For confirmation that speculation is an important input to oil pricing I cite the recent statements of officials in numerous countries, both producers and consumers including the Saudi Oil Minister Ali al-Naimi. They maintain that speculation has been an important input into oil pricing and they want to regulate markets to eliminate the ability of very large financial players to influence the price of oil.
The statement issued by the officials said that volatility in the market is harmful to both producers and consumers and that “financial markets have an impact on oil price formation,” according to Kyodo. It said officials, tackling the issue of supervision of over-the-counter markets and transparency, called for “further harmonized actions such as introduction of position limits.”
My conclusion, and the working hypothesis which I intend to use going forward as an investor unless better information changes my mind, is that the near term price of oil is a function of both fundamentals and speculative influences. That’s not a radical idea. It probably works for most markets, particularly stock markets. The trick is to figure out at any given time what the relative input of the fundamental and speculative elements are.
My guess is that when oil dipped below $40 the fundamentals were overwhelmingly driving the price. At $50, speculation that future years will bring much higher oil prices (which is also my own view) is having an important supporting role for the near month price.

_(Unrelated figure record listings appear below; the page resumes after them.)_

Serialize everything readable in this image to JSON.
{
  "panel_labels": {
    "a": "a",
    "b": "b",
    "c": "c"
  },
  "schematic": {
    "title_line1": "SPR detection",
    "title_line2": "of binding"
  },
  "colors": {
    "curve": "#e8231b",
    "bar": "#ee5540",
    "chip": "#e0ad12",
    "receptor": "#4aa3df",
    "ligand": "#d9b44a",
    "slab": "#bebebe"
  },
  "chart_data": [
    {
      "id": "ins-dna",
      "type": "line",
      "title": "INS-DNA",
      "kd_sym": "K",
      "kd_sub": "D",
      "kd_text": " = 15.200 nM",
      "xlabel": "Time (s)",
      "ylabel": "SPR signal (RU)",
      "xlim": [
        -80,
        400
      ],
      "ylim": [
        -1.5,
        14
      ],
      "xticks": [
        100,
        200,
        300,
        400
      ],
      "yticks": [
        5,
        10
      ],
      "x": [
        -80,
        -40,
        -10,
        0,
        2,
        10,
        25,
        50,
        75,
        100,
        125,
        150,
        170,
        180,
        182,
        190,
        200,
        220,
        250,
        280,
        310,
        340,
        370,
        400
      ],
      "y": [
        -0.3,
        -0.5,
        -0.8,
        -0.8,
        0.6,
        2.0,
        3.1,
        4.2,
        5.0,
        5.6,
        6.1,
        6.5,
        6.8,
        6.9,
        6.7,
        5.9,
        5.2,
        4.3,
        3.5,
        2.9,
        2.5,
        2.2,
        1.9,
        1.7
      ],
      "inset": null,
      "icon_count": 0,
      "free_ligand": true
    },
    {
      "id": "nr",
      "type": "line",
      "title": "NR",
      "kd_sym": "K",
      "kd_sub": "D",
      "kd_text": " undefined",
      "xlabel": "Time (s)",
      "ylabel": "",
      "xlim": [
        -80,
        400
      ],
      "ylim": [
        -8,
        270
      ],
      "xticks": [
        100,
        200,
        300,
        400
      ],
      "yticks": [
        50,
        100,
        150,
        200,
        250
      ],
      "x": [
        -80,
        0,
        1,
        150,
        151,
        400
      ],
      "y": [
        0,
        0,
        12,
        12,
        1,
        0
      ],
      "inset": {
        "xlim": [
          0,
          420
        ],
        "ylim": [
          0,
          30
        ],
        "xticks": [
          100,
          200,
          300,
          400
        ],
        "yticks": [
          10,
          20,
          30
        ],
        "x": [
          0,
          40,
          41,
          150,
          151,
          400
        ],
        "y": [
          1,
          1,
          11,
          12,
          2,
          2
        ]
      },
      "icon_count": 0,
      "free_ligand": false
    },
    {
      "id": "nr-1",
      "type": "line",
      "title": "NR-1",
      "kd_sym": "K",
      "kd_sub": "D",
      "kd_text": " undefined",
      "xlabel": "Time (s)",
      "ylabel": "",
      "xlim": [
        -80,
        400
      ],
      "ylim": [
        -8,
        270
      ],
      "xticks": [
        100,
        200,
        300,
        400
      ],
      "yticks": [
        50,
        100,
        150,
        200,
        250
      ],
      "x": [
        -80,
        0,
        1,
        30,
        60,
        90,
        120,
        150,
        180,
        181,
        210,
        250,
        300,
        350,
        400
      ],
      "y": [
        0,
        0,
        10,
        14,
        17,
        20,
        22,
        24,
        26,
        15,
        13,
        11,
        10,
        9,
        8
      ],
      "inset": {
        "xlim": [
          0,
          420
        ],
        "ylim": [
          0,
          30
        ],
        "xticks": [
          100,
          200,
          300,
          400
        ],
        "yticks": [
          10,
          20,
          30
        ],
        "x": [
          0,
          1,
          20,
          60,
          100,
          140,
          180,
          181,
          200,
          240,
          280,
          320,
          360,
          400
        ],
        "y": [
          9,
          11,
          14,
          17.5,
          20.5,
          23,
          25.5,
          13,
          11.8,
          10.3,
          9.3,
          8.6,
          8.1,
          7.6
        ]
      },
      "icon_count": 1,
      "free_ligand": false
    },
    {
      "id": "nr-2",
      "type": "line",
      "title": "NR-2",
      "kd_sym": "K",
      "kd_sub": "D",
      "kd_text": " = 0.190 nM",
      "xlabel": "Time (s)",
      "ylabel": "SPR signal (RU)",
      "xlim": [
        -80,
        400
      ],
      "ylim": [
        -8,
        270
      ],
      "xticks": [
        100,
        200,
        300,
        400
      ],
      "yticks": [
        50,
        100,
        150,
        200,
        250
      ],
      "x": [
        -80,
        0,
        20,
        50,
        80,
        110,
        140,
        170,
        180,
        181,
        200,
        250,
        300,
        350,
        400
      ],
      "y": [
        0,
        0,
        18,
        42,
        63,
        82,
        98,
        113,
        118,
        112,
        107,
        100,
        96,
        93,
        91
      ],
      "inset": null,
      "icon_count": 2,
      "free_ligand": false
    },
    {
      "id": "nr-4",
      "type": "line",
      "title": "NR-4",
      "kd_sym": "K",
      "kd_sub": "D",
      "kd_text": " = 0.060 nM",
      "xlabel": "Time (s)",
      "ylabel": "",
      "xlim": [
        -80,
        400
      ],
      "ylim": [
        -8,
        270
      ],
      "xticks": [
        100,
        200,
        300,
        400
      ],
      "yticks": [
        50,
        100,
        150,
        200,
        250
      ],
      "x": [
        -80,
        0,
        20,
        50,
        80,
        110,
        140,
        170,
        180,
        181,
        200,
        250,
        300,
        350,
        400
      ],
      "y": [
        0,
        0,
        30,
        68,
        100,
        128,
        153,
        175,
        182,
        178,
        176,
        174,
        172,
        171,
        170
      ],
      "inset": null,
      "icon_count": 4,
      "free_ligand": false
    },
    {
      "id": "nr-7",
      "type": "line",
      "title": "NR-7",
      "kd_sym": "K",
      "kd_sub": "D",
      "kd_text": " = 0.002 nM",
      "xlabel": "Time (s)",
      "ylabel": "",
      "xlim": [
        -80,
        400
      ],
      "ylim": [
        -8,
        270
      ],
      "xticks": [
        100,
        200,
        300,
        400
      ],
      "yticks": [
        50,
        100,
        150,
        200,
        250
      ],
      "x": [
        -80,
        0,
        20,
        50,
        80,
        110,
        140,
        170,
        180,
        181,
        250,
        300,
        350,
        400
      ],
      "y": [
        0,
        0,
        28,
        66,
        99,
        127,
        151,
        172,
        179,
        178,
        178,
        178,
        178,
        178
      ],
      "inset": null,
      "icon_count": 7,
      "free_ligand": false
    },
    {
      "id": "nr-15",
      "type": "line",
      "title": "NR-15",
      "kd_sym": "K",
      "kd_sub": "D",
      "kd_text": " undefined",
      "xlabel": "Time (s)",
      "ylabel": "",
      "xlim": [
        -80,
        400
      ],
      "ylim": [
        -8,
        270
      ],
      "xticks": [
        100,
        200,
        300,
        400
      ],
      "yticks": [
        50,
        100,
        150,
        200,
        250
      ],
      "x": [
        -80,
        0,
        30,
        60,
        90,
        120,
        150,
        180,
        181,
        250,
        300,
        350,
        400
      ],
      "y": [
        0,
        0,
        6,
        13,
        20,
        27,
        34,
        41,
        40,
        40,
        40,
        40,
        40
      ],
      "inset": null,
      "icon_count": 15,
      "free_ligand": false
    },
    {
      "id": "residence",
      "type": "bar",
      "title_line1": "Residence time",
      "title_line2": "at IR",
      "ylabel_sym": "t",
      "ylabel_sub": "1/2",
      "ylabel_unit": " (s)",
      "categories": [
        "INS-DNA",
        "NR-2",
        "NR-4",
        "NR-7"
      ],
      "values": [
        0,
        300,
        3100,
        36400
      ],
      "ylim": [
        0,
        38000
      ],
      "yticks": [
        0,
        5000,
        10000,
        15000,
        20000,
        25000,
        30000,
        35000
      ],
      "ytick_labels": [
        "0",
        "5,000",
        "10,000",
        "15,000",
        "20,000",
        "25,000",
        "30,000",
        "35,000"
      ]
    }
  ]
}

Were it not for such speculation, I do believe the spot price would be in the $35 - low-$40 range. That’s just my opinion. The more important judgement is whether that trend is likely to increase or diminish over the near future. The tendency is to think it will stay the same, which usually is not the case.
My sense is that if the economy actually begins to turn around, bullish speculation in oil will increase for two reasons. First, speculators will judge that fundamental demand for oil will increase. Secondly, the dollar is likely to come under pressure, which makes oil more valuable as an asset class. So, will the economy actually begin to improve any time soon? I think it’s a little too early to expect that, especially with Swine Flu hanging over everything. I think the downward momentum of the economy has some more to go. Hopefully only a few months, but possibly a lot longer.
My bottom line, therefore on oil? The price is probably not likely to move much very soon. Oil stocks, however, could still continue to do quite well as they have since last November if the general level of stocks continues to rise. That’s because a rising stock market is seen by investors as an early sign of an improving economy - which implies a higher oil price down the line for the two reasons mentioned above. The expectation of higher future oil prices can support continued appreciation for oil equities.
Eventually the economy will in fact turn around and begin to grow again, which will clearly support the oil price more strongly. So my sense is that even if oil equities underperform stocks as a class over the next 3 - 6 months, they are likely to do better than the average stock as the economic recovery begins to take shape. The MLP’s in particular, such as PWE, since they pay good dividends, are therefore especially attractive at this point.